First, we calculated background concentrations of each of the three gases for each month by using GOSAT-2 column-averaged concentrations data. The global distributions of the calculated background concentrations reflected characteristics of sources and sinks of each gas. Then, we compared our background concentrations based on column-averaged concentrations with the ground-based background concentrations from the Japan Meteorological Agency (JMA), and found that the seasonal variations of our background concentrations lagged by one or two months behind those of the JMA’s background data. We also found differences in concentrations between the two background data, which may be attributable to their differences in vertical profiles and seasonal variations.

Next, we calculated enhanced concentrations for each gas (ΔXCO₂, ΔXCH₄, and ΔXCO) from GOSAT-2 XCO₂, XCH₄ and XCO data.
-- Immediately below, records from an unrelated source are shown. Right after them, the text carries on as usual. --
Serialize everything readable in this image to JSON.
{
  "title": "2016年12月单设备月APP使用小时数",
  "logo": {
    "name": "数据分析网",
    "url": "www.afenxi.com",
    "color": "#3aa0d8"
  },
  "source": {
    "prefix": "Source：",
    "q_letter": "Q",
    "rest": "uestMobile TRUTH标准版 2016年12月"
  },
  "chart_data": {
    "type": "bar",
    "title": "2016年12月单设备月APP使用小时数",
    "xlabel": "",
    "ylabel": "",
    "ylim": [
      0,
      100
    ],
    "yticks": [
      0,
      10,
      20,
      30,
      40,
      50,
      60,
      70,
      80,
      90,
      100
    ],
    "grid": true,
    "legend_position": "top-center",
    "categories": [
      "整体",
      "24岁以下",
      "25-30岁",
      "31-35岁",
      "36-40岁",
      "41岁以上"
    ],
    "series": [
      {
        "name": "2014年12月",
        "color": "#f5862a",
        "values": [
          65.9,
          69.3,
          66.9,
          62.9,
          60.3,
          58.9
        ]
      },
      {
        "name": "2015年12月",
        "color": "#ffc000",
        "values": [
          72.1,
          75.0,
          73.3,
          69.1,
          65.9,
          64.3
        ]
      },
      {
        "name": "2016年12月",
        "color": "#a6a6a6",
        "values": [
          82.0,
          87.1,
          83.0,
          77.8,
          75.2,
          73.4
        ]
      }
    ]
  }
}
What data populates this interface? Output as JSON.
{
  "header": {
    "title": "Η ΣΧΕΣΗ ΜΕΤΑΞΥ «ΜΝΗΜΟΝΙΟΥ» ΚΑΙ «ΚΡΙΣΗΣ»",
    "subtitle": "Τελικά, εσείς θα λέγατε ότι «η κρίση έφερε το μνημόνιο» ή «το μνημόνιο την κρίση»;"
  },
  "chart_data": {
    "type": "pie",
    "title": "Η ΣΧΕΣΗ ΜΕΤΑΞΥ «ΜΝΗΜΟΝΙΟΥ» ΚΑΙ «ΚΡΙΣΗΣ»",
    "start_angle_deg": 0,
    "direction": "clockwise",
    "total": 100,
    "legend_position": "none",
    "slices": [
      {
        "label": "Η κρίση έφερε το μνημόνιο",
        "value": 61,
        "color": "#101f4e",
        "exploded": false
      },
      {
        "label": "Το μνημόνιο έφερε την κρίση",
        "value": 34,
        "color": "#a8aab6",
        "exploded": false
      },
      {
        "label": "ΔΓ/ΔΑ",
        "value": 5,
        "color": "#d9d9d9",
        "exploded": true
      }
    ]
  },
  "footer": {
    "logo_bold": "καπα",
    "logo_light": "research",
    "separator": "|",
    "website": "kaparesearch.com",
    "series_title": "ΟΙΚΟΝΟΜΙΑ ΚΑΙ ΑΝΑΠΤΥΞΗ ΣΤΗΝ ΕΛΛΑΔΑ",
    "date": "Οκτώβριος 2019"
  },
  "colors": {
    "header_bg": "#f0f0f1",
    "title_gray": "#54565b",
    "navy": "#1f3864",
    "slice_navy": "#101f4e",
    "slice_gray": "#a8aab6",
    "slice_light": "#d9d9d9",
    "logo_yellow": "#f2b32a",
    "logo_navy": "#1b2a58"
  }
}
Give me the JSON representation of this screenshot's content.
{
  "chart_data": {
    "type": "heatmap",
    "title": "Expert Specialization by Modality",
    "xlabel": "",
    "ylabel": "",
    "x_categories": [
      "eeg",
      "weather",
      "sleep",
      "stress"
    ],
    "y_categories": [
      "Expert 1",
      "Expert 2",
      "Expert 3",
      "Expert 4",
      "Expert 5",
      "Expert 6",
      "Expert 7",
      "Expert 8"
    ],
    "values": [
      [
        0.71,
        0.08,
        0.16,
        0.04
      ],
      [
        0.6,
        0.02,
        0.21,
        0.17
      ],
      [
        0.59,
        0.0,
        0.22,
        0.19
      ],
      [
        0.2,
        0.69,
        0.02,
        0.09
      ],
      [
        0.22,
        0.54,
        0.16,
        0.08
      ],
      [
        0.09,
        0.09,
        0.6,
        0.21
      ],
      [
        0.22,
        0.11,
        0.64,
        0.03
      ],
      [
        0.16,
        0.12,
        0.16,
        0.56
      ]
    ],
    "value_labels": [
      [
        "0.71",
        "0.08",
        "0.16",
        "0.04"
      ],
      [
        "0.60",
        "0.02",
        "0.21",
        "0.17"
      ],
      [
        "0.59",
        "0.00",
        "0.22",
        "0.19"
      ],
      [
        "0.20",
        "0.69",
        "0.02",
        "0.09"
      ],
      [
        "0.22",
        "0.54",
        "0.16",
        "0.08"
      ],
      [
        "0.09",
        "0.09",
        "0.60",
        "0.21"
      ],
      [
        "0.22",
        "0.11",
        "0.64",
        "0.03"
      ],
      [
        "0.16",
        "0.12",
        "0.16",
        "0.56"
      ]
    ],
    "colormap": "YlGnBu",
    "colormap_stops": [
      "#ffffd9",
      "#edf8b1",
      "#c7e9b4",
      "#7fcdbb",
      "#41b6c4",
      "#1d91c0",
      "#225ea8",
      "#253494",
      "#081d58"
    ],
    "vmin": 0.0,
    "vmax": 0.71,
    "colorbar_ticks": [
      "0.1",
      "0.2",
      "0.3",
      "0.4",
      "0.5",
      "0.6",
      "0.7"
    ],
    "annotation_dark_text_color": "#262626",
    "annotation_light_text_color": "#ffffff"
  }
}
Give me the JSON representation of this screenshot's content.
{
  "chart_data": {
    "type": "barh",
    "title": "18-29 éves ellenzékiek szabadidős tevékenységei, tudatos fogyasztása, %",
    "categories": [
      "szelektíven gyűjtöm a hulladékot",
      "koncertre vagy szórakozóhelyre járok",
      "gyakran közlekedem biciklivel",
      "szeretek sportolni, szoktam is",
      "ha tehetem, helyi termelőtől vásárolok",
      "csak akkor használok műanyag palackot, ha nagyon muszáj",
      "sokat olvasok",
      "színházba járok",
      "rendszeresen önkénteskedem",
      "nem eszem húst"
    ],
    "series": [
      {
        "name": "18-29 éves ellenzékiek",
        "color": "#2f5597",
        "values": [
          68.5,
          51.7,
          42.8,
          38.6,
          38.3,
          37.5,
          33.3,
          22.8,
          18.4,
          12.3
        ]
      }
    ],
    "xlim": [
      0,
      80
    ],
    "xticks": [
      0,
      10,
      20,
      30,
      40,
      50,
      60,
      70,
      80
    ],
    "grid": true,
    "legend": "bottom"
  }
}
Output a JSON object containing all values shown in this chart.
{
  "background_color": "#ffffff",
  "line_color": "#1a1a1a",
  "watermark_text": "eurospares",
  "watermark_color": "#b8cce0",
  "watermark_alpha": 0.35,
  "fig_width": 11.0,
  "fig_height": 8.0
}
The global distributions of the calculated enhanced concentrations showed seasonal and regional characteristics reflecting their sources. We finally defined ER for each 5-degrees grid as a gradient of the linear regression fit between the enhanced concentrations of two gases. We found significant positive correlations between ΔXCH₄ and ΔXCO₂ (ΔXCH₄/ΔXCO₂) and between ΔXCH₄ and ΔXCO (ΔXCH₄/ΔXCO) and therefore could define their ER values globally. In contrast, there was less significant correlation between ΔXCO and ΔXCO₂ and the ER values for ΔXCO/ΔXCO₂ could not be defined globally.

We also calculated ΔXCH₄/ΔXCO₂ and ΔXCH₄/ΔXCO for several characteristic regions. In the regions where biomass burning occurs frequently, the correlation between ΔXCH₄ and ΔXCO₂ got stronger during the active burning season than the other seasons. The calculated ER values of ΔXCH₄/ΔXCO₂ in active wildfire regions were 4.93, 3.20, 2.27, 2.16 and 1.69 ppb/ppm for savanna around Port Harcourt, temperate forest around Sydney, tropical forest around Amazon, boreal forest around Alaska, and Siberia, respectively. Our calculated ER value was almost consistent with the result by Parker et al. [2016] for savanna burning, although they were not consistent for tropical forest burning. In Mumbai and Tehran, ΔXCH₄/ΔXCO showed a sharp increase at the end of their rainy season.

Our results suggested that calculated ER values would depend on the definition of background concentrations for each gas and the setting of the analysis area. We have also evaluated ER values based on several different sets of background concentrations.